Garrison and Chris do great work. The difference between those two gentleman and myself, aside from the shear stature of their accomplishments, is they are paid, I am not. I created and work on WoodSongs for free. I get nothing. Not a cent, not a $ ever. The crew works for free and the artists who come on the show do so for free. The show goes free to public radio, free to public television and I was able to arrange hundreds of complete broadcasts to be archived online that anyone can watch ... for free.

Heck, my hometown newspaper, even after all these years, can't even spell my name right on those very rare occasions that I am included in a story about events that I create. Can't someone who volunteers to do something good catch a break?

Evidently not.

All artists, dreamers, risk takers, poets and performers have a deep love for their craft. And they have an even deeper love for their audience. But presenting their creations to the scathing opinions of others is like showing your nakedness to people you already know don't like you. "Michael is an idiot. He can't sing. He can't play. He's ... blah blah blah"  Especially considering the enormous amount of stress, responsibility and pressure a project like WoodSongs would place on someone. Can you imagine doing 44 of these productions a year ... with virtually no money to operate on? Harsh criticism, especially in public, is the most disheartening, demoralizing thing in life ... and it can wound deeply.

Until you realize a very simple, basic truth: haters are even more scared and more lonely than you are. They swim in a deep pool of insecurity and such low self esteem that their only salvation is the self elevating illusion that comes from looking down on those they perceive accomplish more than they can.

I think, in the end, the words of harshness become irrelevant to the work at hand. Like any worthy endeavor the artist, creator or dreamer only achieves their goal by keeping their head down, their spirits up ... and band aids handy for the wounds that come from those critical of what they themselves are incapable of doing. Sometimes a critic can make you better, they can sharpen you like a blade against a stone. They can also so rip into your spirit so deeply it makes you feel like quitting.

The point is nothing we do should be for any other reason than for the love of it. Love is the greatest transaction of the arts, and haters have no place in that world. They are, at best, jealous onlookers.

Recently a very good friend of mine, David McLean, came up with an idea of an award show that he himself couldn't be part of. I watched him get blasted from all onlookers ... at first.
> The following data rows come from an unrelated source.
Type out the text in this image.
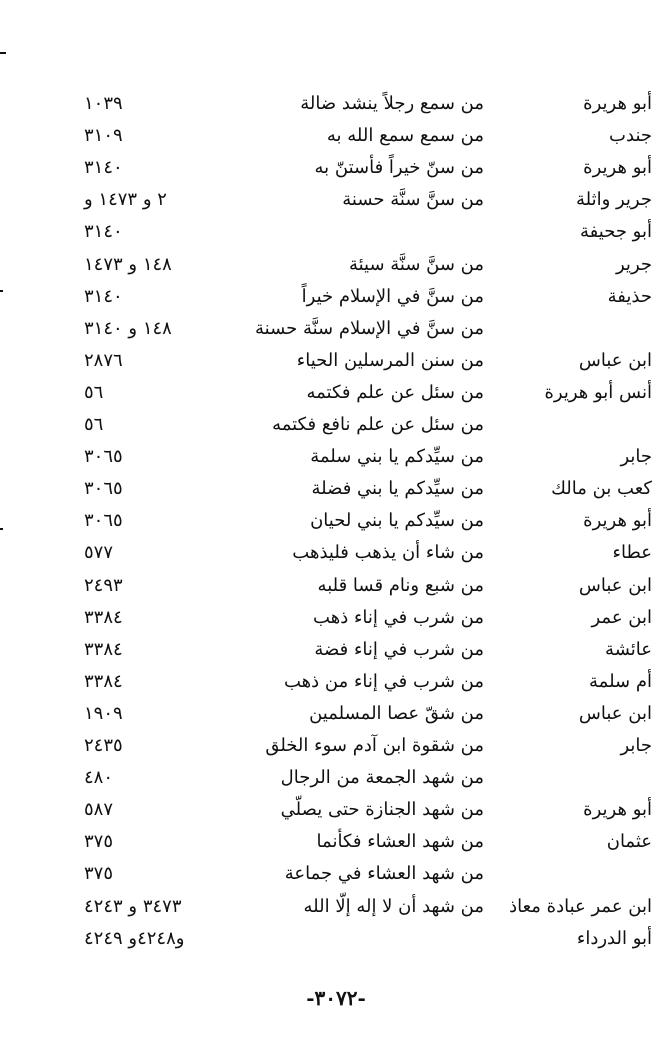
أبو هريرة
من سمع رجلاً ينشد ضالة
١٠٣٩
جندب
من سمع سمع الله به
٣١٠٩
أبو هريرة
من سنّ خيراً فأستنّ به
٣١٤٠
جرير واثلة
من سنَّ سنَّة حسنة
٢ و ١٤٧٣ و
أبو جحيفة
٣١٤٠
جرير
من سنَّ سنَّة سيئة
١٤٨ و ١٤٧٣
حذيفة
من سنَّ في الإسلام خيراً
٣١٤٠
من سنَّ في الإسلام سنَّة حسنة
١٤٨ و ٣١٤٠
ابن عباس
من سنن المرسلين الحياء
٢٨٧٦
أنس أبو هريرة
من سئل عن علم فكتمه
٥٦
من سئل عن علم نافع فكتمه
٥٦
جابر
من سيِّدكم يا بني سلمة
٣٠٦٥
كعب بن مالك
من سيِّدكم يا بني فضلة
٣٠٦٥
أبو هريرة
من سيِّدكم يا بني لحيان
٣٠٦٥
عطاء
من شاء أن يذهب فليذهب
٥٧٧
ابن عباس
من شبع ونام قسا قلبه
٢٤٩٣
ابن عمر
من شرب في إناء ذهب
٣٣٨٤
عائشة
من شرب في إناء فضة
٣٣٨٤
أم سلمة
من شرب في إناء من ذهب
٣٣٨٤
ابن عباس
من شقّ عصا المسلمين
١٩٠٩
جابر
من شقوة ابن آدم سوء الخلق
٢٤٣٥
من شهد الجمعة من الرجال
٤٨٠
أبو هريرة
من شهد الجنازة حتى يصلّي
٥٨٧
عثمان
من شهد العشاء فكأنما
٣٧٥
من شهد العشاء في جماعة
٣٧٥
ابن عمر عبادة معاذ
من شهد أن لا إله إلّا الله
٣٤٧٣ و ٤٢٤٣
أبو الدرداء
و٤٢٤٨و ٤٢٤٩
-٣٠٧٢-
But he kept his chin up and didn't stop and now he is a hero. I'm proud of David. His heart proved more powerful than those who denied his efforts.

I'm sure Mr. Brendle is a fine fellow and I can sort of imagine him sitting in front of a TV watching WoodSongs muttering and throwing his popcorn at the TV set every time "that idiot" comes on the screen. And that's ok, because his harsh review means he is watching the show, the very thing we all work so hard ... and for free ... to accomplish.

It's just a shame the only thing I know of the gentleman is his public unkindness. Maybe, someday, Mr. Brendle will accomplish something so wonderful they will place a star along Main Street in his honor with both his names misspelled, too.

But in the meantime, back in 1937, Finnish composer Jean Sibelius said it best:

"Fear not the words of a critic, for no one ever erected a statue in honor of one."